The effect of feeding a low iron diet prior to and during gestation on fetal and maternal iron homeostasis in two strains of rat

Abstract

Background: Iron deficiency anaemia during pregnancy is a global problem, with short and long term consequences for maternal and child health. Animal models have demonstrated that the developing fetus is vulnerable to maternal iron restriction, impacting on postnatal metabolic and blood pressure regulation. Whilst long-term outcomes are similar across different models, the commonality in mechanistic events across models is unknown. This study examined the impact of iron deficiency on maternal and fetal iron homeostasis in two strains of rat.
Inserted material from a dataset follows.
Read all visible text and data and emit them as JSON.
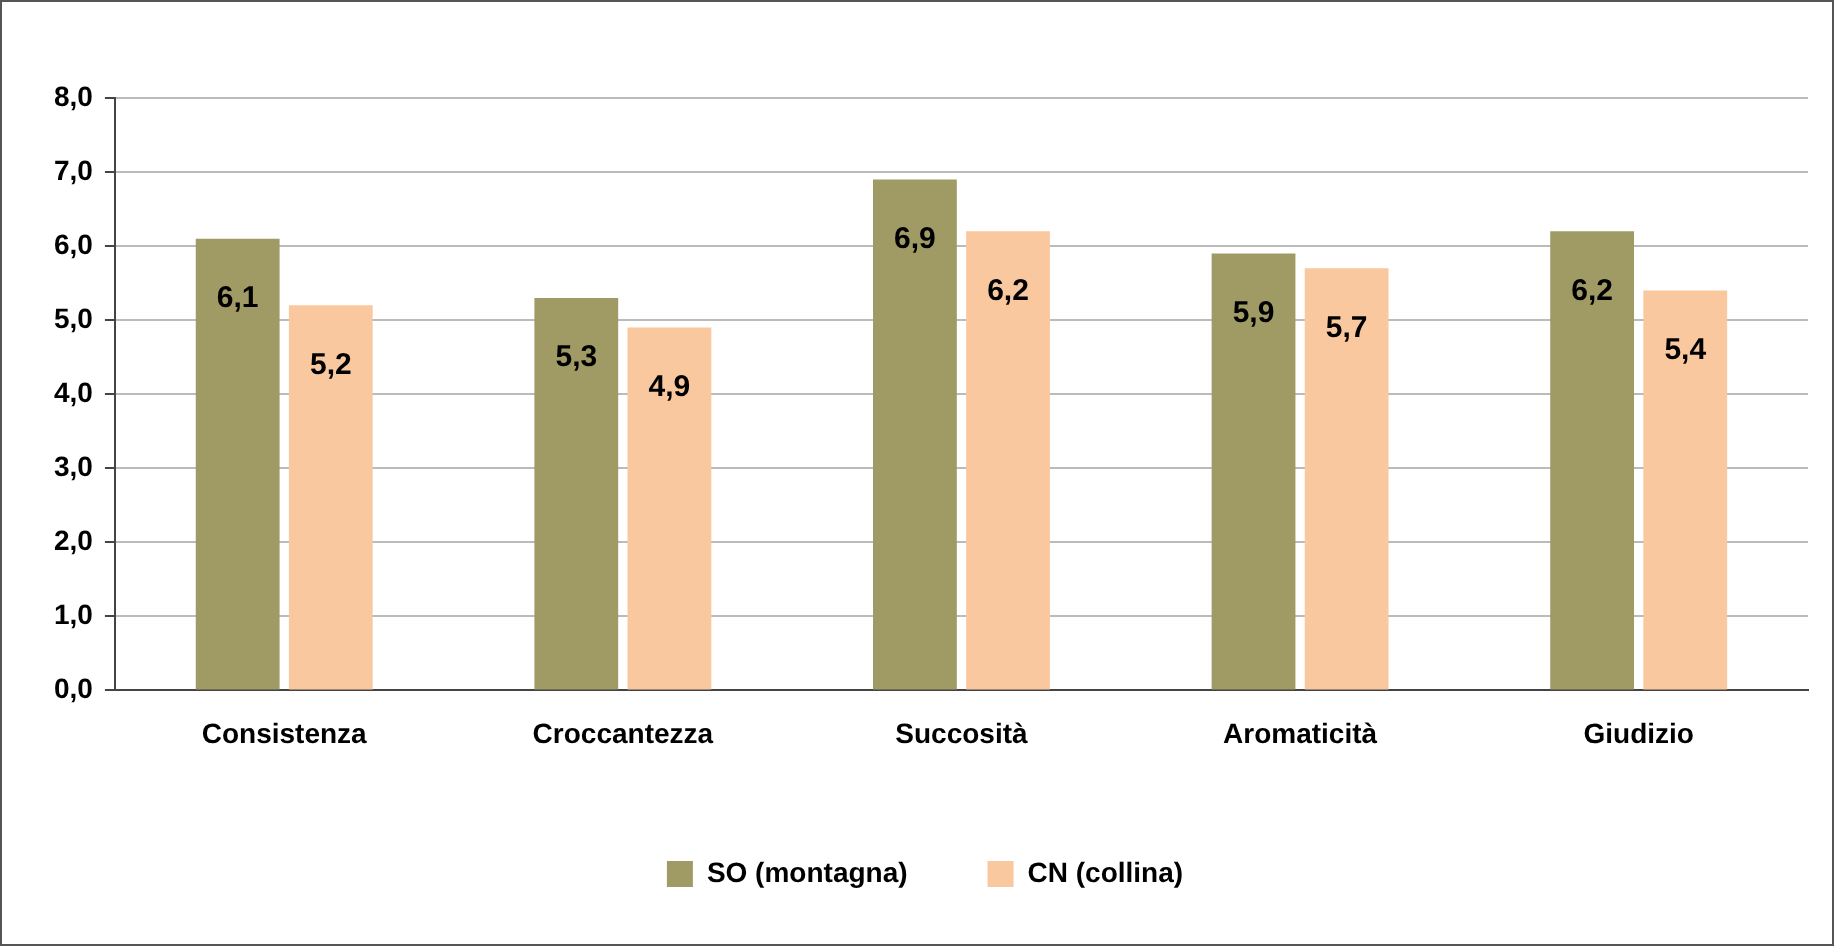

Methods: Wistar (n=20) and Rowett Hooded Lister (RHL, n=19) rats were fed a control or low iron diet for 4 weeks prior to and during pregnancy. Tissues were collected at day 21 of gestation for analysis of iron content and mRNA/protein expression of regulatory proteins and transporters.
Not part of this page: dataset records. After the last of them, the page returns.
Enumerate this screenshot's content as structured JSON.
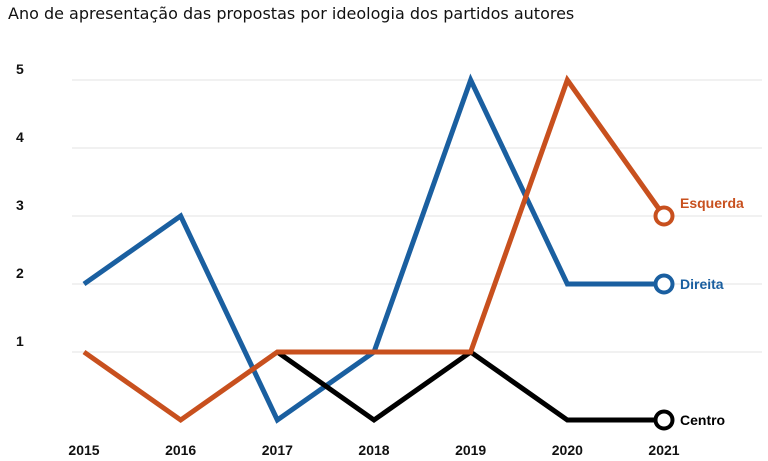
{
  "chart_data": {
    "type": "line",
    "title": "Ano de apresentação das propostas por ideologia dos partidos autores",
    "categories": [
      "2015",
      "2016",
      "2017",
      "2018",
      "2019",
      "2020",
      "2021"
    ],
    "x": [
      2015,
      2016,
      2017,
      2018,
      2019,
      2020,
      2021
    ],
    "yticks": [
      1,
      2,
      3,
      4,
      5
    ],
    "ylim": [
      0,
      5
    ],
    "grid": true,
    "legend": "direct labels at line ends (right)",
    "series": [
      {
        "name": "Direita",
        "color": "#1a5fa0",
        "x": [
          2015,
          2016,
          2017,
          2018,
          2019,
          2020,
          2021
        ],
        "values": [
          2,
          3,
          0,
          1,
          5,
          2,
          2
        ]
      },
      {
        "name": "Centro",
        "color": "#000000",
        "x": [
          2017,
          2018,
          2019,
          2020,
          2021
        ],
        "values": [
          1,
          0,
          1,
          0,
          0
        ]
      },
      {
        "name": "Esquerda",
        "color": "#c8501e",
        "x": [
          2015,
          2016,
          2017,
          2018,
          2019,
          2020,
          2021
        ],
        "values": [
          1,
          0,
          1,
          1,
          1,
          5,
          3
        ]
      }
    ]
  }
}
Results: A reduction in maternal liver iron content in response to the low iron diet was associated with upregulation of transferrin receptor expression and a reduction in hepcidin expression in the liver of both strains, which would be expected to promote increased iron absorption across the gut and increased turnover of iron in the liver. Placental expression of transferrin and DMT1+IRE were also upregulated, indicating adaptive responses to ensure availability of iron to the fetus. There were considerable differences in hepatic maternal and fetal iron content between strains. The higher quantity of iron present in livers from Wistar rats was not explained by differences in expression of intestinal iron transporters, and may instead reflect greater materno-fetal transfer in RHL rats as indicated by increased expression of placental iron transporters in this strain.
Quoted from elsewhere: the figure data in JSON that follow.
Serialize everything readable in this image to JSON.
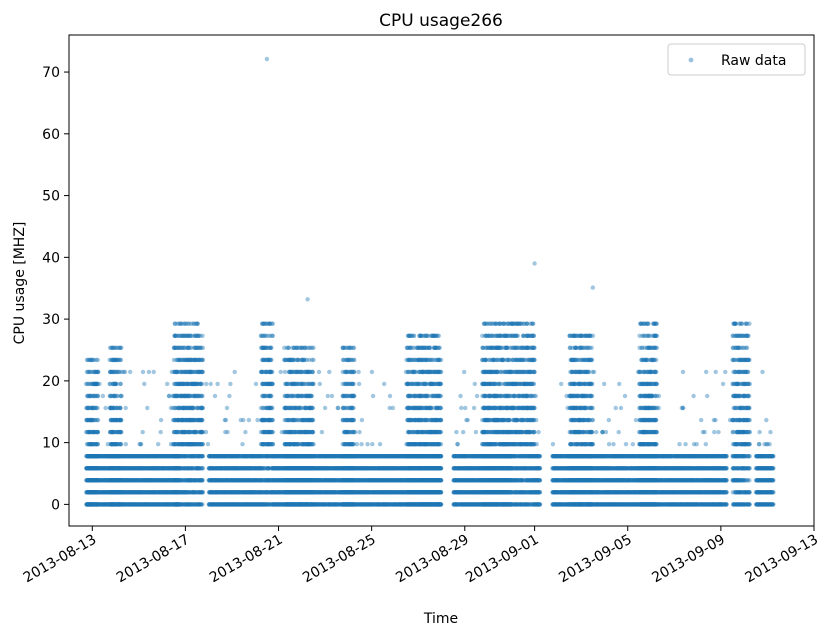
{
  "chart_data": {
    "type": "scatter",
    "title": "CPU usage266",
    "xlabel": "Time",
    "ylabel": "CPU usage [MHZ]",
    "x_scale": "date",
    "xlim": [
      "2013-08-12T00:00",
      "2013-09-13T00:00"
    ],
    "ylim": [
      -3.5,
      76
    ],
    "grid": false,
    "legend_position": "top-right",
    "x_tick_labels": [
      "2013-08-13",
      "2013-08-17",
      "2013-08-21",
      "2013-08-25",
      "2013-08-29",
      "2013-09-01",
      "2013-09-05",
      "2013-09-09",
      "2013-09-13"
    ],
    "y_ticks": [
      0,
      10,
      20,
      30,
      40,
      50,
      60,
      70
    ],
    "series": [
      {
        "name": "Raw data",
        "color": "#1f77b4",
        "marker": "circle",
        "levels": [
          0,
          1.95,
          3.9,
          5.85,
          7.8,
          9.75,
          11.7,
          13.65,
          15.6,
          17.55,
          19.5,
          21.45,
          23.4,
          25.35,
          27.3,
          29.25
        ],
        "outliers": [
          {
            "x": "2013-08-20T12:00",
            "y": 72.1
          },
          {
            "x": "2013-09-01T00:00",
            "y": 39.0
          },
          {
            "x": "2013-09-03T12:00",
            "y": 35.1
          },
          {
            "x": "2013-08-22T06:00",
            "y": 33.2
          }
        ],
        "busy_periods": [
          {
            "start": "2013-08-12T18:00",
            "end": "2013-08-13T06:00",
            "max": 23.4
          },
          {
            "start": "2013-08-13T18:00",
            "end": "2013-08-14T06:00",
            "max": 25.35
          },
          {
            "start": "2013-08-16T12:00",
            "end": "2013-08-17T18:00",
            "max": 29.25
          },
          {
            "start": "2013-08-20T06:00",
            "end": "2013-08-20T18:00",
            "max": 29.25
          },
          {
            "start": "2013-08-21T06:00",
            "end": "2013-08-22T12:00",
            "max": 25.35
          },
          {
            "start": "2013-08-23T18:00",
            "end": "2013-08-24T06:00",
            "max": 25.35
          },
          {
            "start": "2013-08-26T12:00",
            "end": "2013-08-28T00:00",
            "max": 27.3
          },
          {
            "start": "2013-08-29T18:00",
            "end": "2013-09-01T00:00",
            "max": 29.25
          },
          {
            "start": "2013-09-02T12:00",
            "end": "2013-09-03T12:00",
            "max": 27.3
          },
          {
            "start": "2013-09-05T12:00",
            "end": "2013-09-06T06:00",
            "max": 29.25
          },
          {
            "start": "2013-09-09T12:00",
            "end": "2013-09-10T12:00",
            "max": 29.25
          }
        ],
        "quiet_periods": [
          {
            "start": "2013-08-12T18:00",
            "end": "2013-08-16T18:00",
            "max": 7.8
          },
          {
            "start": "2013-08-18T00:00",
            "end": "2013-08-20T06:00",
            "max": 7.8
          },
          {
            "start": "2013-08-20T18:00",
            "end": "2013-08-28T00:00",
            "max": 7.8
          },
          {
            "start": "2013-08-28T00:00",
            "end": "2013-08-31T00:00",
            "max": 7.8
          },
          {
            "start": "2013-09-01T00:00",
            "end": "2013-09-09T06:00",
            "max": 7.8
          },
          {
            "start": "2013-09-10T12:00",
            "end": "2013-09-11T06:00",
            "max": 9.75
          }
        ],
        "gaps": [
          {
            "start": "2013-08-28T00:00",
            "end": "2013-08-28T12:00"
          },
          {
            "start": "2013-09-01T06:00",
            "end": "2013-09-01T18:00"
          },
          {
            "start": "2013-09-10T06:00",
            "end": "2013-09-10T12:00"
          }
        ]
      }
    ]
  }
}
Conclusions: Our findings demonstrate substantial differences in iron homeostasis between two strains of rat during pregnancy, with variable impact of iron deficiency on the fetus. Whilst common developmental processes and pathways have been observed across different models of nutrient restriction during pregnancy, this study demonstrates differences in maternal adaptation which may impact on the trajectory of the programmed response.

Figure 1

Maternal and fetal liver iron content. Maternal (A) and fetal (B) liver iron content at day 21 of gestation in Rowett Hooded Lister (RHL) and Wistar rats exposed to a control or low iron diet prior to and during pregnancy. Data are presented as means ± s.e.m. for n = 8–11 per group.

Figure 2

Placental iron content. Placental total iron (A and B), haem iron (C) and non-haem iron (D) content in Rowett Hooded Lister (RHL) and Wistar rats exposed to a control or low iron diet prior to and during pregnancy. Data are presented as means ± s.e.m. for n = 14–21 per group.

Figure 3

Maternal liver TfR and hepcidin expression. Maternal liver TfR (A) and hepcidin (B) mRNA expression in Rowett Hooded Lister (RHL) and Wistar rats exposed to a control or low iron diet prior to and during pregnancy. Data are presented as means ± s.e.m. for n = 8–11 per group. Expression is normalised to cDNA fluorescence at 80°C.

Figure 4

Fetal liver TfR and ferroportin expression. Fetal liver protein expression of TfR (A &B) and ferroportin (C &D) proteins in Rowett Hooded Lister (A &C) and Wistar (B &D) rats exposed to a control or low iron diet prior to and during pregnancy. Data are presented as means ± s.e.m. for n = 16–19 per group. Protein expression is normalised to tubulin expression. Representative sample blots are shown.

Figure 5

Fetal liver hepcidin and ceruloplasmin expression. Fetal liver mRNA expression of hepcidin (A) and ceruloplasmin (B) in Rowett Hooded Lister (RHL) and Wistar rats exposed to a control or low iron diet prior to and during pregnancy. Data are presented as means ± s.e.m. for n = 16–19 per group. Expression is normalised to cDNA fluorescence at 80°C.

Figure 6

Placental TfR, DMT1+IRE and ferroportin expression. Placental expression of TfR protein (A), DMT1+IRE mRNA (B) and ferroportin protein (C) in Rowett Hooded Lister (RHL) and Wistar rats exposed to a control or low iron diet prior to and during pregnancy. Data are presented as means ± s.e.m. for n = 15–21 per group. Protein expression is normalised to tubulin expression and mRNA expression is normalised to β-actin expression. Representative sample blots are shown.